NuraOS

agent
Security Audit
Warn
Health Warn
  • License — License: MIT
  • Description — Repository has a description
  • Active repo — Last push 0 days ago
  • Low visibility — Only 6 GitHub stars
Code Pass
  • Code scan — Scanned 12 files during light audit, no dangerous patterns found
Permissions Pass
  • Permissions — No dangerous permissions requested

No AI report is available for this listing yet.

SUMMARY

A tiny, headless, AI-native operating system: a minimal Linux + musl/BusyBox appliance that boots straight into an on-device LLM agent over a local HTTP API and serial console. Local-first inference with a Rust agent core, Go gateway, and per-service cgroup/seccomp/Landlock isolation.

README.md

NuraOS

NuraOS

A purpose-built, headless operating system for on-device AI inference.
Raw Linux kernel.

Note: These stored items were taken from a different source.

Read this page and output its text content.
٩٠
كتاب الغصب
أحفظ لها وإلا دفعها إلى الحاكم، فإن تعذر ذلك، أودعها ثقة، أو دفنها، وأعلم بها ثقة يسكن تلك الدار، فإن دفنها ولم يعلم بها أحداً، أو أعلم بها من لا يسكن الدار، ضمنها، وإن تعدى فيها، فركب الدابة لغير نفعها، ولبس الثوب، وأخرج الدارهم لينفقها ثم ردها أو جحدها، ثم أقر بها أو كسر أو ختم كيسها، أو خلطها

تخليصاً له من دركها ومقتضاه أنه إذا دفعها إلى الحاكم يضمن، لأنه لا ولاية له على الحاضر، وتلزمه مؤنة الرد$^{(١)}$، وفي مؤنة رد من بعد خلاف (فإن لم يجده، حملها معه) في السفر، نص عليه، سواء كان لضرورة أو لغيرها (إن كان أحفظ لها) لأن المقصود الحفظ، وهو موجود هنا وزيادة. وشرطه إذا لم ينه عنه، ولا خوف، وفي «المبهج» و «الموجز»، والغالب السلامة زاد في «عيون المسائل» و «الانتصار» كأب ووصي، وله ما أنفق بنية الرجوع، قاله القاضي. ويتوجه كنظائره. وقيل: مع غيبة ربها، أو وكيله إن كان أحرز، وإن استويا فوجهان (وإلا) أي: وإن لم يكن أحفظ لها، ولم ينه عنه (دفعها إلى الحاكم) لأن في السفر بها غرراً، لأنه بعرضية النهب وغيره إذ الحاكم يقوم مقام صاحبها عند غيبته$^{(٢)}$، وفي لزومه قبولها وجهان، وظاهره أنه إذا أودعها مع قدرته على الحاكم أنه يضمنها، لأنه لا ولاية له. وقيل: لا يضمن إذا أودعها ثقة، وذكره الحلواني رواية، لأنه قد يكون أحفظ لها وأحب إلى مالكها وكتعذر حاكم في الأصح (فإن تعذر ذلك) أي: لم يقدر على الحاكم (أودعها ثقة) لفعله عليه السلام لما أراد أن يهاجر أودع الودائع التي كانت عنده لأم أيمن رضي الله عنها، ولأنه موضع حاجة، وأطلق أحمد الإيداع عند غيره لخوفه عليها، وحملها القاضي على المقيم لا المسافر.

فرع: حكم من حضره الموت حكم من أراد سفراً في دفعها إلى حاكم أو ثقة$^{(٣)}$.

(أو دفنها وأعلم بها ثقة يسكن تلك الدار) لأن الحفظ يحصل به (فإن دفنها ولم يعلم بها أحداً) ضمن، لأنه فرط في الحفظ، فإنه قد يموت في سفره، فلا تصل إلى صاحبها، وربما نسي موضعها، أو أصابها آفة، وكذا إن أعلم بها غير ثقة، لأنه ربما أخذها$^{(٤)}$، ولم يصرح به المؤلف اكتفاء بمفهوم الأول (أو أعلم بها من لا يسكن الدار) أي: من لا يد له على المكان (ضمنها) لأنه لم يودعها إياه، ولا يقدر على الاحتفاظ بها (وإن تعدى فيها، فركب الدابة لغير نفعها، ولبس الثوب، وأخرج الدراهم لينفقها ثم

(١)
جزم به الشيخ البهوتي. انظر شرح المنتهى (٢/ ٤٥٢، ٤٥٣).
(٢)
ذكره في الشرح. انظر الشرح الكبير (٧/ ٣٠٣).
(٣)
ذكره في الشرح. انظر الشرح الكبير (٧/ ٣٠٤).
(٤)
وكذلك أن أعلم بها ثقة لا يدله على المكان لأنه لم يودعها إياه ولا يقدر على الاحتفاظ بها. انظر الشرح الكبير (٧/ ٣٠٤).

Static musl userland. No Buildroot. No desktop. No noise.

Kernel Userland Inference License


Overview

NuraOS is a minimal appliance OS designed around a single objective: run an AI agent locally, with no cloud dependency, on bare metal or a QEMU VM. The system boots directly into nura-manager, a lightweight service supervisor that starts the inference engine, the Rust agent core, and the HTTP gateway. Every component is statically linked, pinned to a verified source, and confined by its own cgroup v2 slice, seccomp-BPF filter, and Landlock ruleset.

Core properties:

Property Detail
Local-first llama.cpp runs on-CPU by default. Remote providers are opt-in.
Minimal Every binary is justified by the boot-to-agent path.
Reproducible All sources are version-pinned. Builds are fully deterministic.
Auditable Every interaction is written to an append-only, hash-chained journal.
Secure No shell exposed by default. Seccomp + Landlock on all long-running services.

Why Not Just a Minimal Linux Image?

A minimal embedded Linux for a single application is a solved problem. Yocto, Buildroot, and LXC all do that well. NuraOS is solving a different problem.

When the application is a language model with tool-calling capabilities, the OS has to answer questions those tools were never designed for:

What can the model touch?
NuraOS enforces filesystem boundaries at the kernel level using Landlock and mount namespaces, not application code that can be bypassed or misconfigured.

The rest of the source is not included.